The traditional design model tended to produce clinical trials that were too large, costly, unwieldy and unenlightening – not to say potentially unethical, Gottlieb pointed out. “Establishing that a placebo pill doesn’t treat a cancer better than an active drug in our highly empiric approach often doesn’t maximise our learning about a new medicine, and it surely doesn’t help the patient who gets the sugar pill,” he commented.

Adaptive trials were not a panacea, Gottlieb stressed. They were also more complicated than conventional trials to design and analyse, while the need to make a number of decisions over the course of a study might increase the risk of making the wrong decision. That was why sponsors needed consensus and clarification on pivotal scientific issues around when an adaptive design was most appropriate.
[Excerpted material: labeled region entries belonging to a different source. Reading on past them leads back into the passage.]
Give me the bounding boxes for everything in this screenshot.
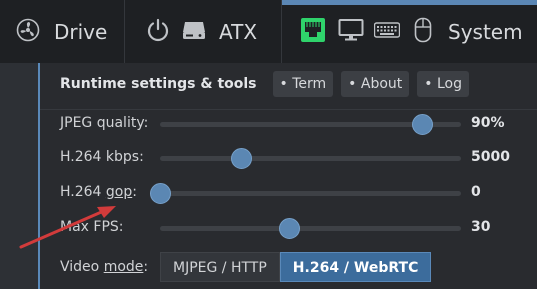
slider-thumb[interactable] — [231, 148, 253, 169]
h264-gop-slider[interactable] — [150, 183, 461, 204]
mode-webrtc-button[interactable]: H.264 / WebRTC — [279, 252, 432, 282]
jpeg-quality-row: JPEG quality: 90% — [60, 111, 530, 137]
slider-thumb[interactable] — [411, 114, 433, 135]
h264-gop-value: 0 — [471, 184, 481, 200]
system-menu[interactable]: System — [300, 0, 523, 63]
drive-icon — [181, 19, 207, 45]
jpeg-quality-label: JPEG quality: — [60, 115, 149, 131]
top-menu-bar: Drive ATX System — [0, 0, 537, 64]
video-mode-label: Video mode: — [60, 259, 149, 275]
h264-gop-row: H.264 gop: 0 — [60, 180, 530, 206]
log-button[interactable]: • Log — [417, 71, 469, 97]
left-background-strip — [0, 63, 38, 289]
h264-kbps-slider[interactable] — [160, 148, 461, 169]
max-fps-value: 30 — [471, 219, 491, 235]
power-icon — [145, 17, 171, 47]
panel-divider — [40, 109, 537, 110]
menu-separator — [124, 0, 125, 63]
h264-gop-label: H.264 gop: — [60, 184, 137, 200]
atx-label: ATX — [219, 19, 258, 44]
fan-icon — [16, 18, 40, 46]
video-mode-row: Video mode: MJPEG / HTTP H.264 / WebRTC — [60, 252, 530, 282]
h264-kbps-label: H.264 kbps: — [60, 149, 144, 165]
system-dropdown-panel: Runtime settings & tools • Term • About … — [38, 63, 537, 289]
about-button[interactable]: • About — [341, 71, 410, 97]
mode-mjpeg-button[interactable]: MJPEG / HTTP — [160, 252, 280, 282]
drive-menu[interactable]: Drive — [16, 0, 107, 63]
menu-separator — [281, 0, 282, 63]
atx-menu[interactable]: ATX — [145, 0, 257, 63]
panel-title: Runtime settings & tools — [60, 76, 257, 92]
panel-header: Runtime settings & tools • Term • About … — [60, 71, 469, 97]
max-fps-row: Max FPS: 30 — [60, 215, 530, 241]
monitor-icon — [338, 18, 364, 46]
h264-kbps-row: H.264 kbps: 5000 — [60, 145, 530, 171]
drive-label: Drive — [54, 19, 108, 44]
keyboard-icon — [373, 21, 401, 42]
max-fps-slider[interactable] — [160, 218, 461, 239]
term-button[interactable]: • Term — [272, 71, 334, 97]
jpeg-quality-slider[interactable] — [160, 114, 461, 135]
video-mode-switch: MJPEG / HTTP H.264 / WebRTC — [160, 252, 432, 282]
jpeg-quality-value: 90% — [471, 115, 505, 131]
slider-thumb[interactable] — [150, 183, 171, 204]
annotation-arrow-icon — [19, 206, 116, 249]
mouse-icon — [414, 17, 432, 47]
system-label: System — [448, 19, 523, 44]
network-icon — [300, 17, 326, 47]
slider-thumb[interactable] — [279, 218, 301, 239]
h264-kbps-value: 5000 — [471, 149, 510, 165]
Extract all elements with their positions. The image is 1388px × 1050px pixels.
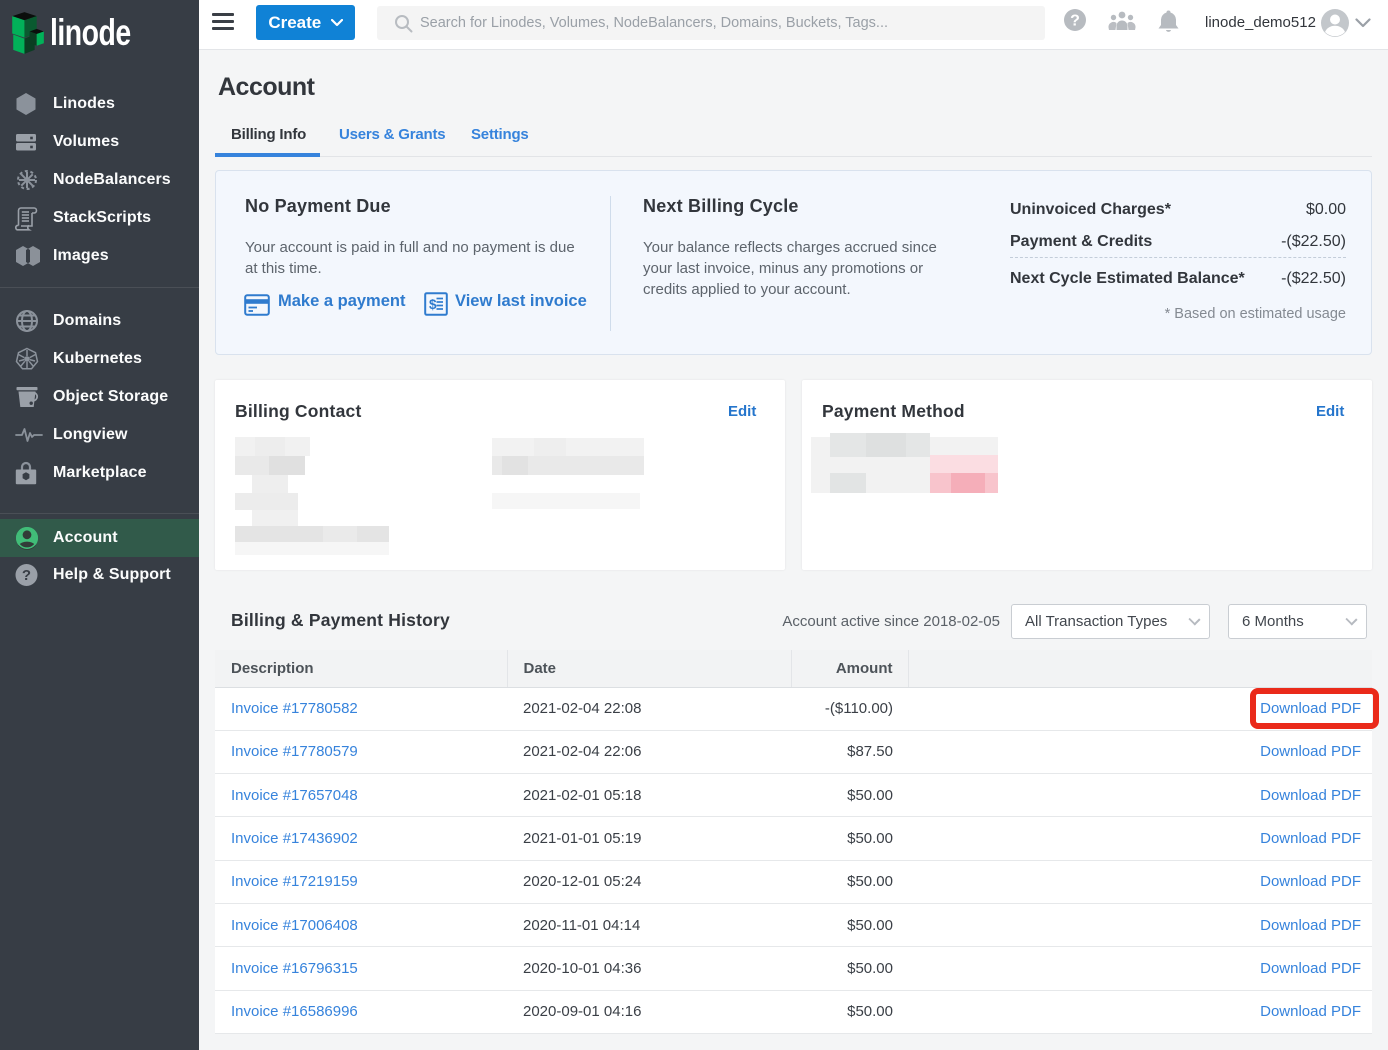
svg-text:?: ? [22,567,31,584]
svg-text:?: ? [1070,13,1080,30]
svg-text:$: $ [429,297,437,312]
If the FDA was already seeing “a lot of interest” in adaptive approaches, especially for early-stage clinical trials, the lack of clear guidance had also led to “trepidation about the use of adaptive features and reluctance to consider a variety of enrichment and adaptive designs”, Gottlieb said. This might reflect a belief that the FDA had yet to demonstrate its readiness to accept adaptive trial designs or corresponding approval criteria, he acknowledged.

The agency hopes to correct that impression by issuing guidance documents to “help articulate the pathway for developing adaptive approaches to clinical trials”. The two most advanced of these documents address the use of multiple endpoints in the same study and enrichment designs. The guidance on multiple endpoints could be available for discussion by January 2006. Three further documents will tackle non-inferiority trial designs, adaptive designs and how to deal with missing trial data.

The research-based industry association, PhRMA, confirmed its members’ “keen” interest in adaptive clinical trials, although it could not say how many companies were actually using these formats. Adaptive designs were “one of the important new tools” that would help to modernise and accelerate the drug development process, commented spokesman Jeff Trewitt.

He also noted that a technical working group within PhRMA was in the early stages of developing a white paper on adaptive trials in collaboration with the FDA and EU regulators. This should address the technical challenges presented by adaptive studies, as well as concerns raised about potential risks such as early leakage of trial data.